News You Can Use - 2012 Annual Report to Congregations

2012 Annual Report to Congregations

ast year, the Lutheran Community Services (LCS) Emergency Food Program served more people than ever before – substantially more. In 2011, our food program served 69,369. In 2012, our food program served 86,750.  That’s an increase in food clients of 25 percent during 2012. Looking at the figures for all services combined, LCS served a total of 83,812 during 2011. During 2012, the total number served zoomed up to 102,715, and for the first time ever, LCS served over 100,000 people. That is an increase of 18,903 or 23 percent in 2012. This growth is part of a long upward trend. The table below illustrates how demand has grown at our three stationery pantries (Hope, St.

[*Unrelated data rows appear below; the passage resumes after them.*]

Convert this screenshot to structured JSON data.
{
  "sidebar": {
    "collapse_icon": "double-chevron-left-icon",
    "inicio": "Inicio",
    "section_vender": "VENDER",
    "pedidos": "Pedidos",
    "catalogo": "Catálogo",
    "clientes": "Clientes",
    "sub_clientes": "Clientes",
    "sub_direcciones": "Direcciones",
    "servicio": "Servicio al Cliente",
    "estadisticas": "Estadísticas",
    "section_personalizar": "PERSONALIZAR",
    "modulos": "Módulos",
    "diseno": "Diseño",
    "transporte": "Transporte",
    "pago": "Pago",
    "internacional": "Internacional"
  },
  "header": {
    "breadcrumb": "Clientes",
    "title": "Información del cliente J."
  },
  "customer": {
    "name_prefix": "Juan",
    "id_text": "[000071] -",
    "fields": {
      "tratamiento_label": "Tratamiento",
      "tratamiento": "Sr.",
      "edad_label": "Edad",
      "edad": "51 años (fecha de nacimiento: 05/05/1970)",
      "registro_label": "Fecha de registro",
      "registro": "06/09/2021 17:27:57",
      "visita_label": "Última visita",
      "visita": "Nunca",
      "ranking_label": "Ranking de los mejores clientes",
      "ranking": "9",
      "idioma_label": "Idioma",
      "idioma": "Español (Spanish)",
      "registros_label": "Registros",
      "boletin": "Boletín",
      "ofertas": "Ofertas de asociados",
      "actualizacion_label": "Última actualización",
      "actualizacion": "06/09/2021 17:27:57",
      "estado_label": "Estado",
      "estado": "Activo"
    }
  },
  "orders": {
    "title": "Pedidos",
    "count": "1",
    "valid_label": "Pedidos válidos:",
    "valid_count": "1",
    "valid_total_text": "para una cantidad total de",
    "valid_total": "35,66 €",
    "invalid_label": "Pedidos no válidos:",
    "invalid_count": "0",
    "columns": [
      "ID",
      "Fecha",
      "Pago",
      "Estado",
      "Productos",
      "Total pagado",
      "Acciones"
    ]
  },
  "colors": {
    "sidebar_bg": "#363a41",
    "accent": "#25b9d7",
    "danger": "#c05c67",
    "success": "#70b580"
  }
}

Stephens and Zion) in the last 15 years. Keep in mind that these figures represent only 3 of our 13 separate food distribution sites.

Individuals Served at Hope, St. Stephens and Zion LCS Food Pantries (1998-2012)

In addition to meeting the burgeoning demand in a quantitative sense, LCS is also committed to improving the quality of service, in all three core areas – food, housing, and more. In the food area, we concentrated on nutrition, handing out thousands of printed inserts dealing with nutrition on a budget in 2012.  We have also held well-attended nutritional seminars which is something that will continue in 2013. Also in 2013, we expect to continue our review of “client choice” options so that people have a role in what foods they receive. In the housing area, we streamlined our procedures dramatically so that while we helped about the same number of people in 2012 as the year before, we interviewed substantially fewer, which saved time and effort for other tasks.  We also enhanced our housing follow up activities so that each client receives four follow-up contacts to assure that they are staying housed. Our emphasis on financial literacy continued in 2012 with a goal of helping people prepare to deal with future financial emergencies without jeopardizing their homes.